The study brings fresh insight to the capacity of countries to respond to change, caused by shocks such as natural disasters or longer-term trends like technology, demographics, global competition, and investment.
Top 20 CRI Rankings
- New Zealand
- Saudi Arabia
- United Kingdrom
- United States
- South Korea
The countries ranked highest in the CRI reflect a diversity of locations and size, while sharing many of the same qualities essential to change readiness: dynamic business environment, stable and effective governments, skilled populations, and strong civil societies.
“A nation’s ability to respond to change is increasingly important to its success in building a sustainable economy and equitable society,” said Timothy A.A. Stiles, KPMG’s Global Chair of International Development Assistance Services and a partner with KPMG in the U.S. “The CRI can be a vital tool for governments, the development community, and business to make more informed decisions, whether on potential reforms or policy changes, managing risks, or making investments.”

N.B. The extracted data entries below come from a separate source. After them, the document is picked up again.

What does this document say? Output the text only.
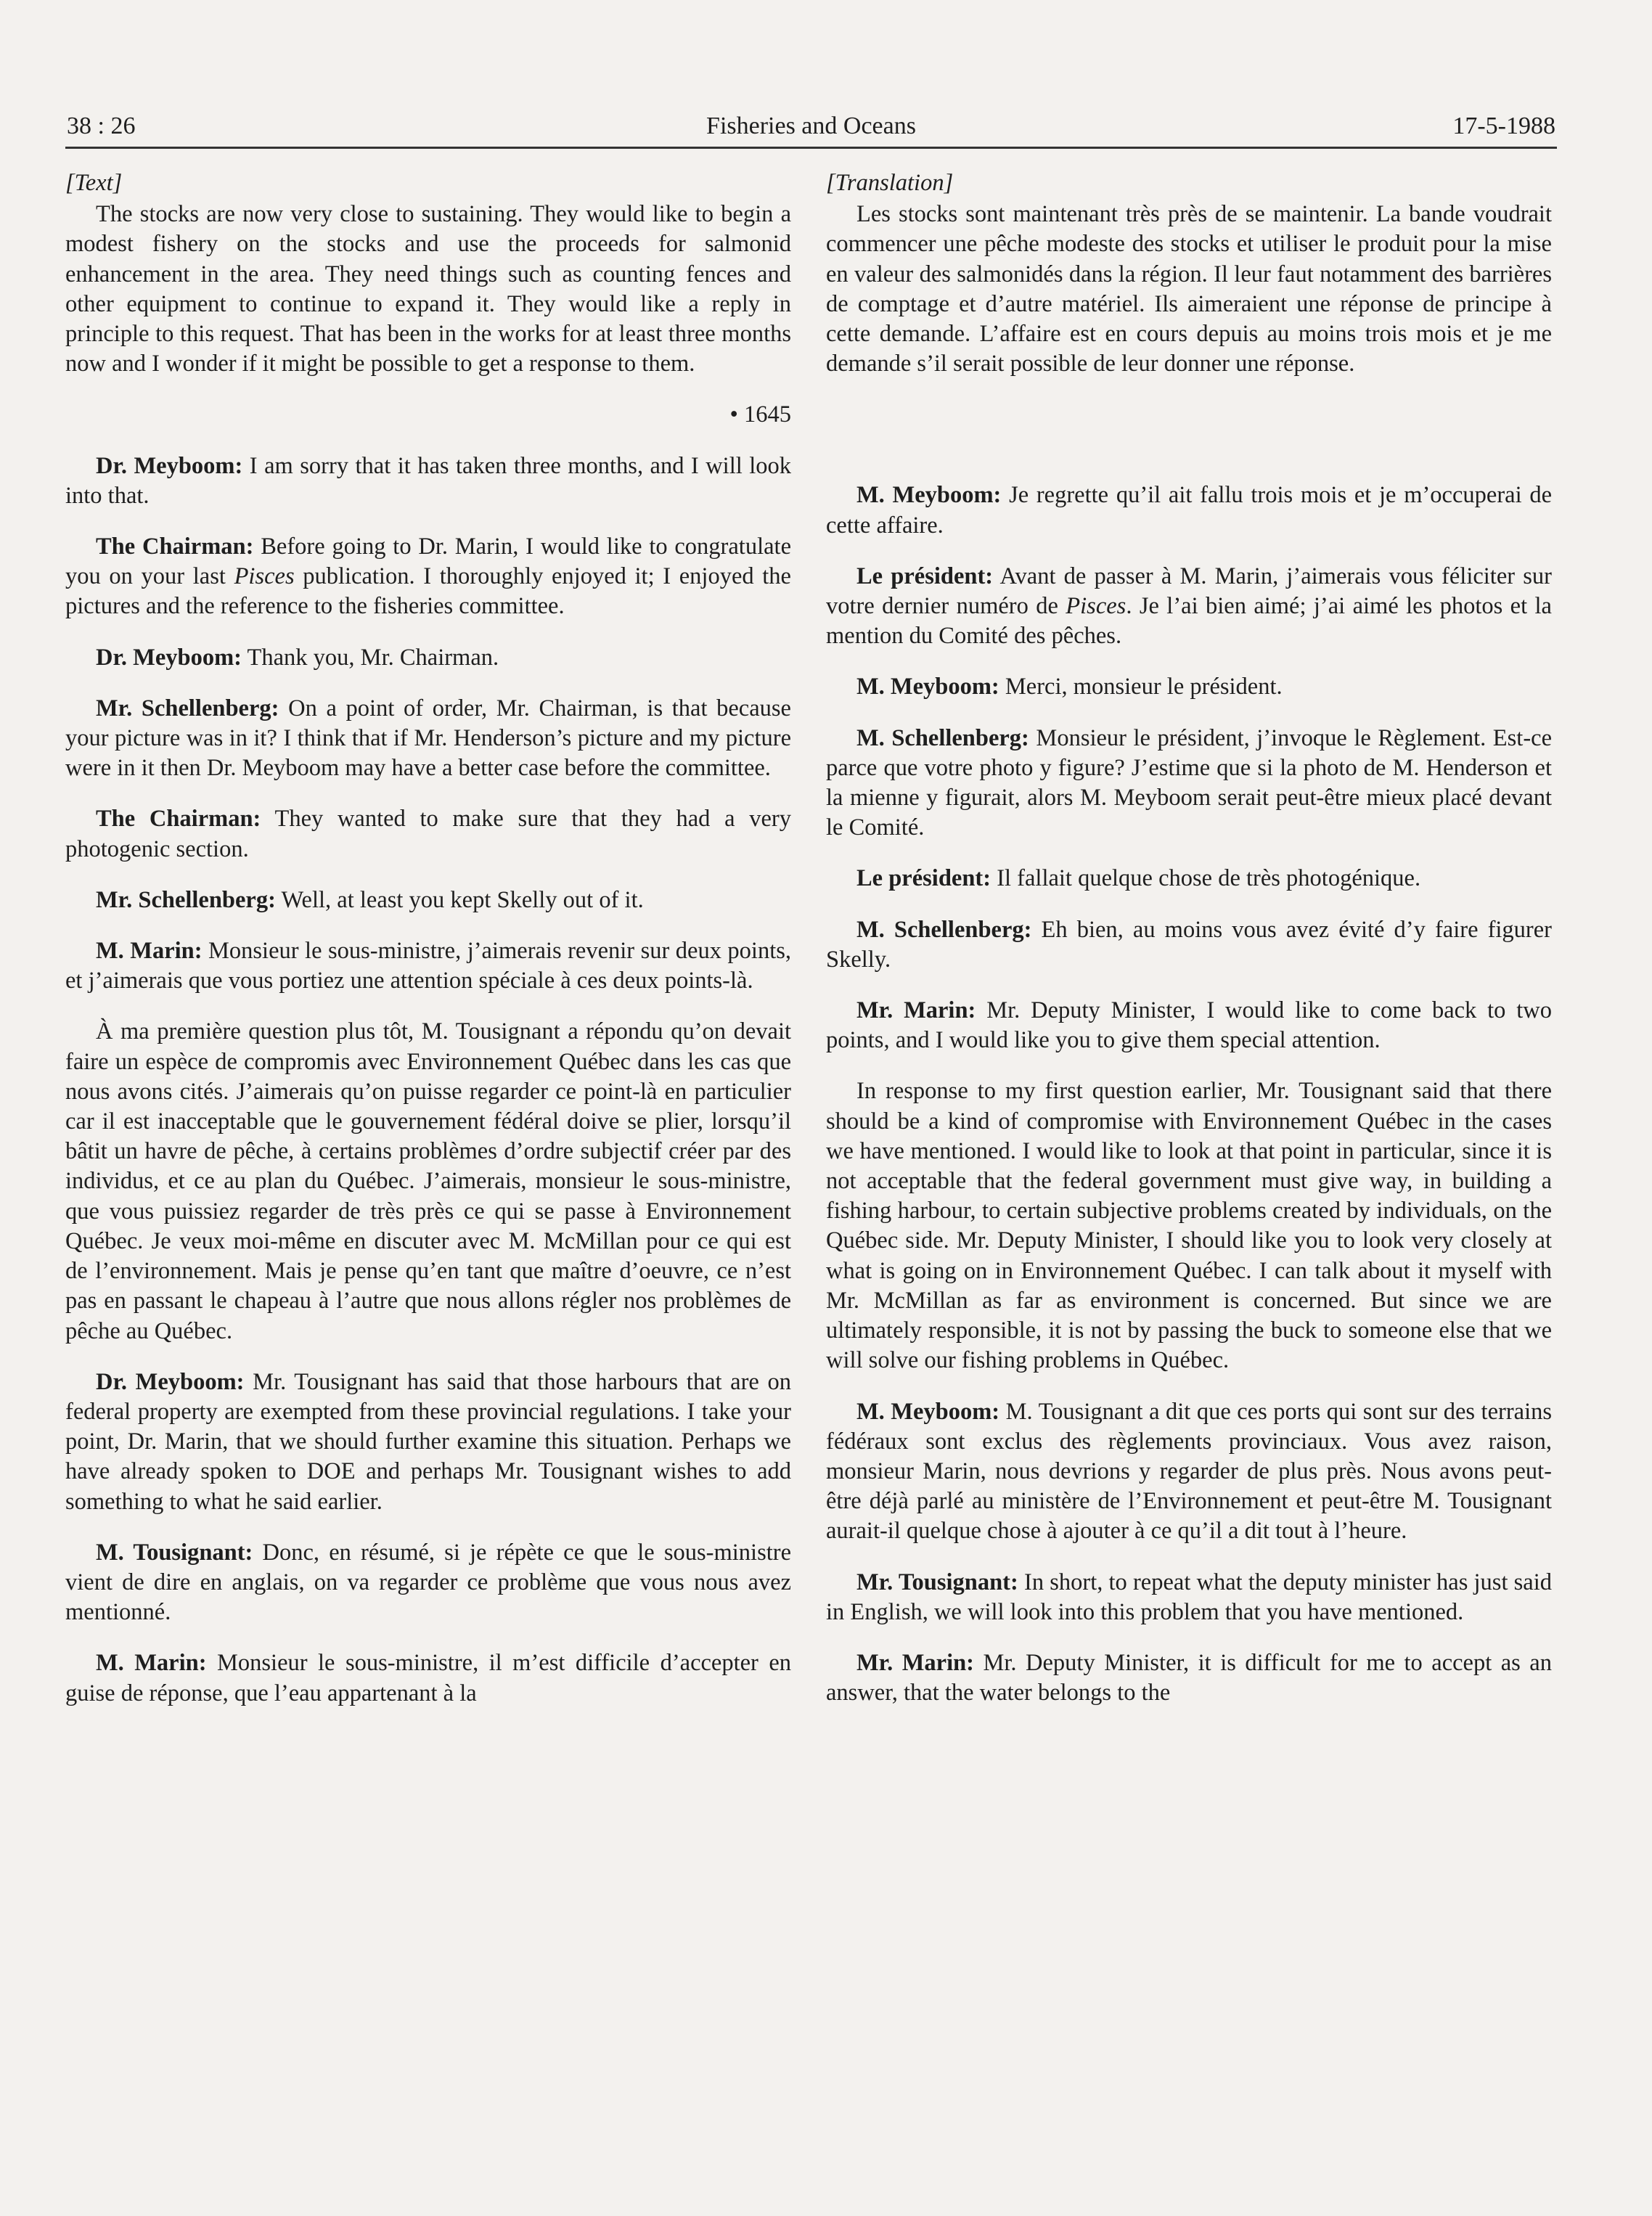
38 : 26	Fisheries and Oceans	17-5-1988

[Text]

The stocks are now very close to sustaining. They would like to begin a modest fishery on the stocks and use the proceeds for salmonid enhancement in the area. They need things such as counting fences and other equipment to continue to expand it. They would like a reply in principle to this request. That has been in the works for at least three months now and I wonder if it might be possible to get a response to them.

• 1645

Dr. Meyboom: I am sorry that it has taken three months, and I will look into that.

The Chairman: Before going to Dr. Marin, I would like to congratulate you on your last Pisces publication. I thoroughly enjoyed it; I enjoyed the pictures and the reference to the fisheries committee.

Dr. Meyboom: Thank you, Mr. Chairman.

Mr. Schellenberg: On a point of order, Mr. Chairman, is that because your picture was in it? I think that if Mr. Henderson’s picture and my picture were in it then Dr. Meyboom may have a better case before the committee.

The Chairman: They wanted to make sure that they had a very photogenic section.

Mr. Schellenberg: Well, at least you kept Skelly out of it.

M. Marin: Monsieur le sous-ministre, j’aimerais revenir sur deux points, et j’aimerais que vous portiez une attention spéciale à ces deux points-là.

À ma première question plus tôt, M. Tousignant a répondu qu’on devait faire un espèce de compromis avec Environnement Québec dans les cas que nous avons cités. J’aimerais qu’on puisse regarder ce point-là en particulier car il est inacceptable que le gouvernement fédéral doive se plier, lorsqu’il bâtit un havre de pêche, à certains problèmes d’ordre subjectif créer par des individus, et ce au plan du Québec. J’aimerais, monsieur le sous-ministre, que vous puissiez regarder de très près ce qui se passe à Environnement Québec. Je veux moi-même en discuter avec M. McMillan pour ce qui est de l’environnement. Mais je pense qu’en tant que maître d’oeuvre, ce n’est pas en passant le chapeau à l’autre que nous allons régler nos problèmes de pêche au Québec.

Dr. Meyboom: Mr. Tousignant has said that those harbours that are on federal property are exempted from these provincial regulations. I take your point, Dr. Marin, that we should further examine this situation. Perhaps we have already spoken to DOE and perhaps Mr. Tousignant wishes to add something to what he said earlier.

M. Tousignant: Donc, en résumé, si je répète ce que le sous-ministre vient de dire en anglais, on va regarder ce problème que vous nous avez mentionné.

M. Marin: Monsieur le sous-ministre, il m’est difficile d’accepter en guise de réponse, que l’eau appartenant à la

[Translation]

Les stocks sont maintenant très près de se maintenir. La bande voudrait commencer une pêche modeste des stocks et utiliser le produit pour la mise en valeur des salmonidés dans la région. Il leur faut notamment des barrières de comptage et d’autre matériel. Ils aimeraient une réponse de principe à cette demande. L’affaire est en cours depuis au moins trois mois et je me demande s’il serait possible de leur donner une réponse.

M. Meyboom: Je regrette qu’il ait fallu trois mois et je m’occuperai de cette affaire.

Le président: Avant de passer à M. Marin, j’aimerais vous féliciter sur votre dernier numéro de Pisces. Je l’ai bien aimé; j’ai aimé les photos et la mention du Comité des pêches.

M. Meyboom: Merci, monsieur le président.

M. Schellenberg: Monsieur le président, j’invoque le Règlement. Est-ce parce que votre photo y figure? J’estime que si la photo de M. Henderson et la mienne y figurait, alors M. Meyboom serait peut-être mieux placé devant le Comité.

Le président: Il fallait quelque chose de très photogénique.

M. Schellenberg: Eh bien, au moins vous avez évité d’y faire figurer Skelly.

Mr. Marin: Mr. Deputy Minister, I would like to come back to two points, and I would like you to give them special attention.

In response to my first question earlier, Mr. Tousignant said that there should be a kind of compromise with Environnement Québec in the cases we have mentioned. I would like to look at that point in particular, since it is not acceptable that the federal government must give way, in building a fishing harbour, to certain subjective problems created by individuals, on the Québec side. Mr. Deputy Minister, I should like you to look very closely at what is going on in Environnement Québec. I can talk about it myself with Mr. McMillan as far as environment is concerned. But since we are ultimately responsible, it is not by passing the buck to someone else that we will solve our fishing problems in Québec.

M. Meyboom: M. Tousignant a dit que ces ports qui sont sur des terrains fédéraux sont exclus des règlements provinciaux. Vous avez raison, monsieur Marin, nous devrions y regarder de plus près. Nous avons peut-être déjà parlé au ministère de l’Environnement et peut-être M. Tousignant aurait-il quelque chose à ajouter à ce qu’il a dit tout à l’heure.

Mr. Tousignant: In short, to repeat what the deputy minister has just said in English, we will look into this problem that you have mentioned.

Mr. Marin: Mr. Deputy Minister, it is difficult for me to accept as an answer, that the water belongs to the
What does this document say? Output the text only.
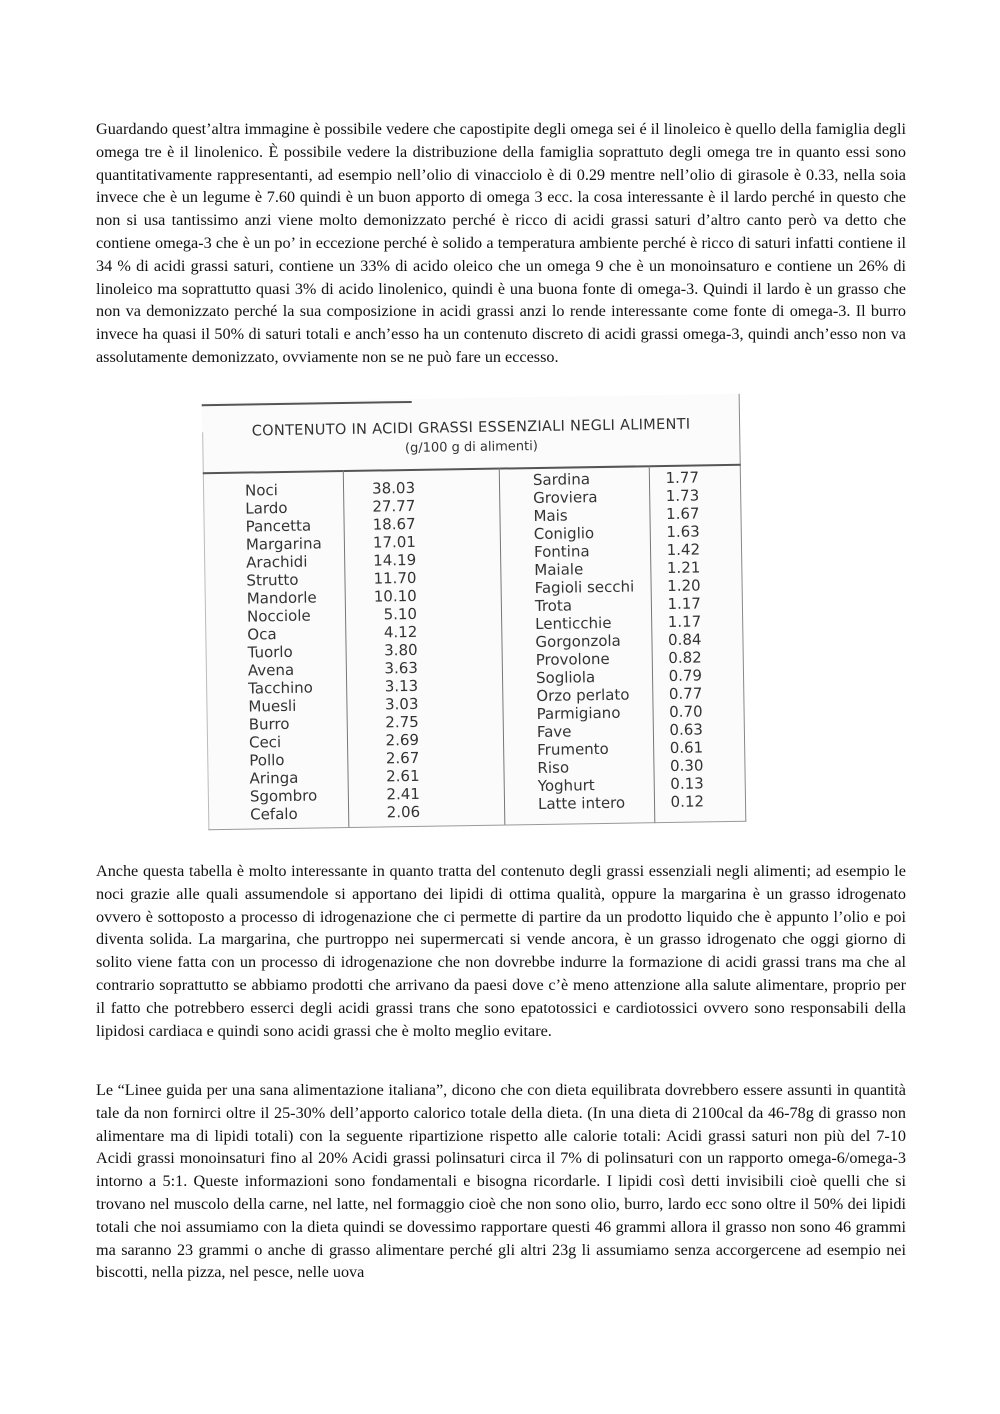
Guardando quest’altra immagine è possibile vedere che capostipite degli omega sei é il linoleico è quello della famiglia degli omega tre è il linolenico. È possibile vedere la distribuzione della famiglia soprattuto degli omega tre in quanto essi sono quantitativamente rappresentanti, ad esempio nell’olio di vinacciolo è di 0.29 mentre nell’olio di girasole è 0.33, nella soia invece che è un legume è 7.60 quindi è un buon apporto di omega 3 ecc. la cosa interessante è il lardo perché in questo che non si usa tantissimo anzi viene molto demonizzato perché è ricco di acidi grassi saturi d’altro canto però va detto che contiene omega-3 che è un po’ in eccezione perché è solido a temperatura ambiente perché è ricco di saturi infatti contiene il 34 % di acidi grassi saturi, contiene un 33% di acido oleico che un omega 9 che è un monoinsaturo e contiene un 26% di linoleico ma soprattutto quasi 3% di acido linolenico, quindi è una buona fonte di omega-3. Quindi il lardo è un grasso che non va demonizzato perché la sua composizione in acidi grassi anzi lo rende interessante come fonte di omega-3. Il burro invece ha quasi il 50% di saturi totali e anch’esso ha un contenuto discreto di acidi grassi omega-3, quindi anch’esso non va assolutamente demonizzato, ovviamente non se ne può fare un eccesso.

CONTENUTO IN ACIDI GRASSI ESSENZIALI NEGLI ALIMENTI
(g/100 g di alimenti)
Noci
Lardo
Pancetta
Margarina
Arachidi
Strutto
Mandorle
Nocciole
Oca
Tuorlo
Avena
Tacchino
Muesli
Burro
Ceci
Pollo
Aringa
Sgombro
Cefalo
38.03
27.77
18.67
17.01
14.19
11.70
10.10
5.10
4.12
3.80
3.63
3.13
3.03
2.75
2.69
2.67
2.61
2.41
2.06
Sardina
Groviera
Mais
Coniglio
Fontina
Maiale
Fagioli secchi
Trota
Lenticchie
Gorgonzola
Provolone
Sogliola
Orzo perlato
Parmigiano
Fave
Frumento
Riso
Yoghurt
Latte intero
1.77
1.73
1.67
1.63
1.42
1.21
1.20
1.17
1.17
0.84
0.82
0.79
0.77
0.70
0.63
0.61
0.30
0.13
0.12

Anche questa tabella è molto interessante in quanto tratta del contenuto degli grassi essenziali negli alimenti; ad esempio le noci grazie alle quali assumendole si apportano dei lipidi di ottima qualità, oppure la margarina è un grasso idrogenato ovvero è sottoposto a processo di idrogenazione che ci permette di partire da un prodotto liquido che è appunto l’olio e poi diventa solida. La margarina, che purtroppo nei supermercati si vende ancora, è un grasso idrogenato che oggi giorno di solito viene fatta con un processo di idrogenazione che non dovrebbe indurre la formazione di acidi grassi trans ma che al contrario soprattutto se abbiamo prodotti che arrivano da paesi dove c’è meno attenzione alla salute alimentare, proprio per il fatto che potrebbero esserci degli acidi grassi trans che sono epatotossici e cardiotossici ovvero sono responsabili della lipidosi cardiaca e quindi sono acidi grassi che è molto meglio evitare.

Le “Linee guida per una sana alimentazione italiana”, dicono che con dieta equilibrata dovrebbero essere assunti in quantità tale da non fornirci oltre il 25-30% dell’apporto calorico totale della dieta. (In una dieta di 2100cal da 46-78g di grasso non alimentare ma di lipidi totali) con la seguente ripartizione rispetto alle calorie totali: Acidi grassi saturi non più del 7-10 Acidi grassi monoinsaturi fino al 20% Acidi grassi polinsaturi circa il 7% di polinsaturi con un rapporto omega-6/omega-3 intorno a 5:1. Queste informazioni sono fondamentali e bisogna ricordarle. I lipidi così detti invisibili cioè quelli che si trovano nel muscolo della carne, nel latte, nel formaggio cioè che non sono olio, burro, lardo ecc sono oltre il 50% dei lipidi totali che noi assumiamo con la dieta quindi se dovessimo rapportare questi 46 grammi allora il grasso non sono 46 grammi ma saranno 23 grammi o anche di grasso alimentare perché gli altri 23g li assumiamo senza accorgercene ad esempio nei biscotti, nella pizza, nel pesce, nelle uova
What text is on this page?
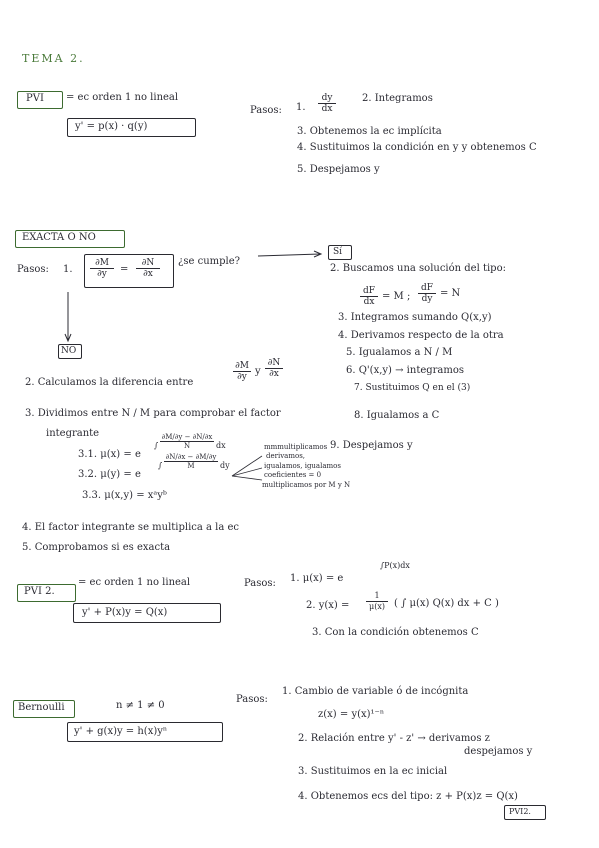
TEMA 2.
PVI = ec orden 1 no lineal
y' = p(x) · q(y)
Pasos: 1. $\frac{dy}{dx}$	2. Integramos
3. Obtenemos la ec implícita
4. Sustituimos la condición en y y obtenemos C
5. Despejamos y
EXACTA O NO
Pasos: 1. $\frac{\partial M}{\partial y} = \frac{\partial N}{\partial x}$ ¿se cumple?
Sí
2. Buscamos una solución del tipo:
$\frac{dF}{dx} = M$ ; $\frac{dF}{dy} = N$
3. Integramos sumando Q(x,y)
4. Derivamos respecto de la otra
5. Igualamos a N / M
6. Q'(x,y) → integramos
7. Sustituimos Q en el (3)
8. Igualamos a C
9. Despejamos y
NO
2. Calculamos la diferencia entre
$\frac{\partial M}{\partial y}$ y $\frac{\partial N}{\partial x}$
3. Dividimos entre N / M para comprobar el factor
integrante
3.1. μ(x) = e
∫ $\frac{\partial M/\partial y - \partial N/\partial x}{N}$ dx
3.2. μ(y) = e
∫ $\frac{\partial N/\partial x - \partial M/\partial y}{M}$ dy
3.3. μ(x,y) = xᵃyᵇ
mmmultiplicamos
derivamos,
igualamos, igualamos
coeficientes = 0
multiplicamos por M y N
4. El factor integrante se multiplica a la ec
5. Comprobamos si es exacta
PVI 2.
= ec orden 1 no lineal
y' + P(x)y = Q(x)
Pasos: 1. μ(x) = e
∫P(x)dx
2. $y(x) = \frac{1}{\mu(x)}$ ( ∫ μ(x) Q(x) dx + C )
3. Con la condición obtenemos C
Bernoulli	n ≠ 1 ≠ 0
y' + g(x)y = h(x)yⁿ
Pasos:
1. Cambio de variable ó de incógnita
z(x) = y(x)¹⁻ⁿ
2. Relación entre y' - z' → derivamos z
despejamos y
3. Sustituimos en la ec inicial
4. Obtenemos ecs del tipo: z + P(x)z = Q(x)
PVI2.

2013 Rankings Reveal Disparities
Among the key findings, the CRI revealed that a country’s wealth is not always a determining indicator of its ability to respond to and manage change, with a number of lower income countries ranked as having greater change readiness capability than some more “developed” countries. For example, Chile, categorized as an upper-middle income country, ranked as high or higher in the index than many high income countries, including the United States and France.
Several lower-middle income countries, including Panama and the Philippines, outperformed some higher-income countries in the rankings, placing above Italy, Poland, Brazil and China.
“Wealth and high per capita income are closely correlated with change readiness, but income is not an insurmountable barrier to enhanced economic and social resilience,” said KPMG’s Stiles. “This is an encouraging message for lower income countries, where strong institutions and governance can provide stability in time of stress and potentially open the door to new opportunity.”
The Index also supports a finding that change readiness can be maintained, and perhaps even strengthened in the face of short-term shocks, such as natural disaster. Japan notably ranked seventh in the CRI, showing particular strength in its enterprise capability.
Scope of the 2013 Change Readiness Index
The 2013 Change Readiness Index expands the scope of KPMG’s 2012 Index to include developed countries, includes input from more than 500 interviews with experts worldwide from a range of backgrounds and more than 70 secondary data variables, including from sources like the World Economic Forum, World Bank, Economist Intelligence Unit, World Health Organization, and UNESCO.
“The range of content, volume of personal interviews, and depth and breadth of data sourced for this survey has been endorsed by an expert panel and has greatly enhanced the value of the CRI,” said Adrian Cooper, CEO of Oxford Economics. “The CRI provides an excellent foundation for continuing analysis and greater dialogue around the topic of change readiness.”